In die erste Zeit meiner Ruhe fällt der Anfang jener frohen
Tage, an welchen es mir vergönnt war, durch die volle
Freundschaft des Prinzen Friedrich Karl von Preußen geehrt und
als sein häufiger Gast in Dreilinden und Babelsberg oder im
alten königlichen Schlosse zu Berlin empfangen zu werden.

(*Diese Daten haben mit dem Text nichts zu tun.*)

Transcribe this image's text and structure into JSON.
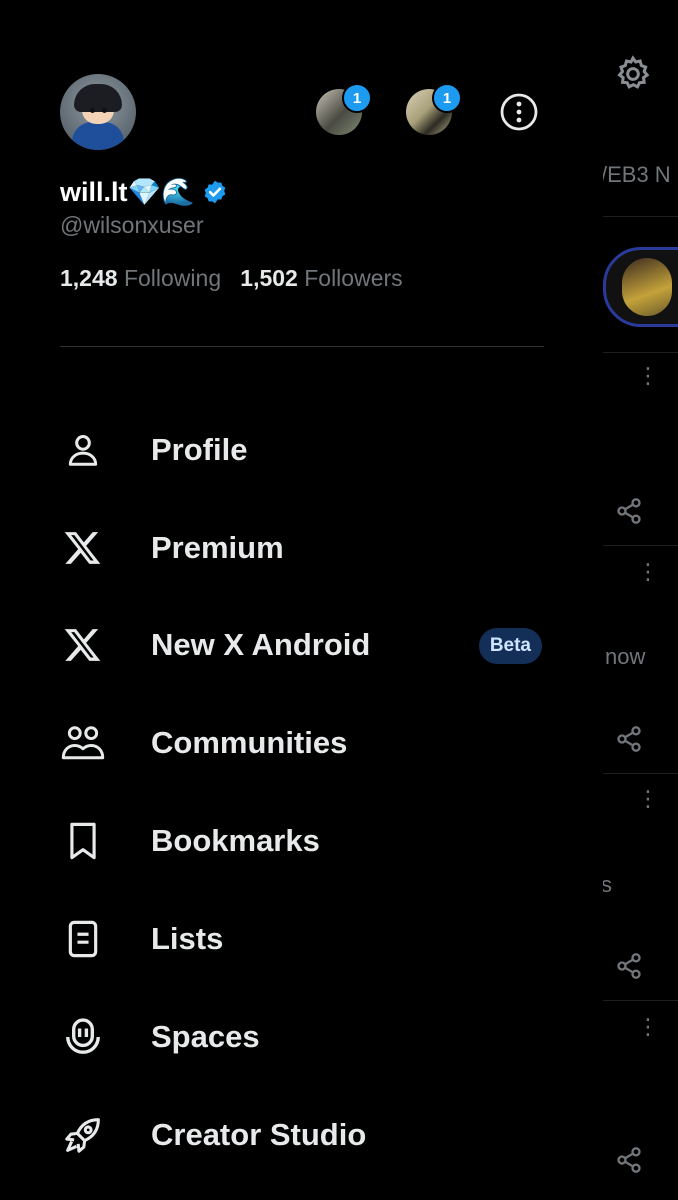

Mein erster Einzug in seine Waldklause von Dreilinden, an
deren Gebälk über dem Eingang dem Eintretenden die paar Worte:
»Klein aber mein« das Empfinden einer großen Seele
entgegenrufen, fand im Jahre 1881 auf eine vorangehende
Einladung des Prinzen statt. Die übrigen anwesenden Gäste
gehörten der Mehrzahl nach dem Soldatenstande an. Als
Kriegskameraden oder als tüchtige Offiziere waren sie dem
Prinzen lieb und wert geworden, der mit ihnen alle
gemeinschaftlichen Campagne-Erinnerungen ins Gedächtnis
zurückrief und seine Gedanken über modernes Kriegswesen
austauschte oder Personen und Dinge der Vergangenheit und der
Gegenwart in das Gespräch einflocht.
Die Unterhaltung an der fürstlichen Tafel, an der zwölf
Personen ihre Plätze le nach ihrer Rangstufe einnahmen, wurde
von dem prinzlichen Wirte geleitet, der dem Ernste und dem
Scherze seine gebührende Stelle anwies und durch sein einfach
schlichtes Wesen auf die Anwesenden geradezu einen berückenden
Zauber ansübte. Zu den Gästen, die der Kriegerkaste ferner
standen, gehörten Gelehrte, Schulmänner, Künstler,
Schriftsteller und Dichter, die von Zeit zu Zeit eine
Einladung erhielten und durch ihre lehrreichen Mitteilungen
den Reiz der Abwechselung in die Gespräche hineintrugen.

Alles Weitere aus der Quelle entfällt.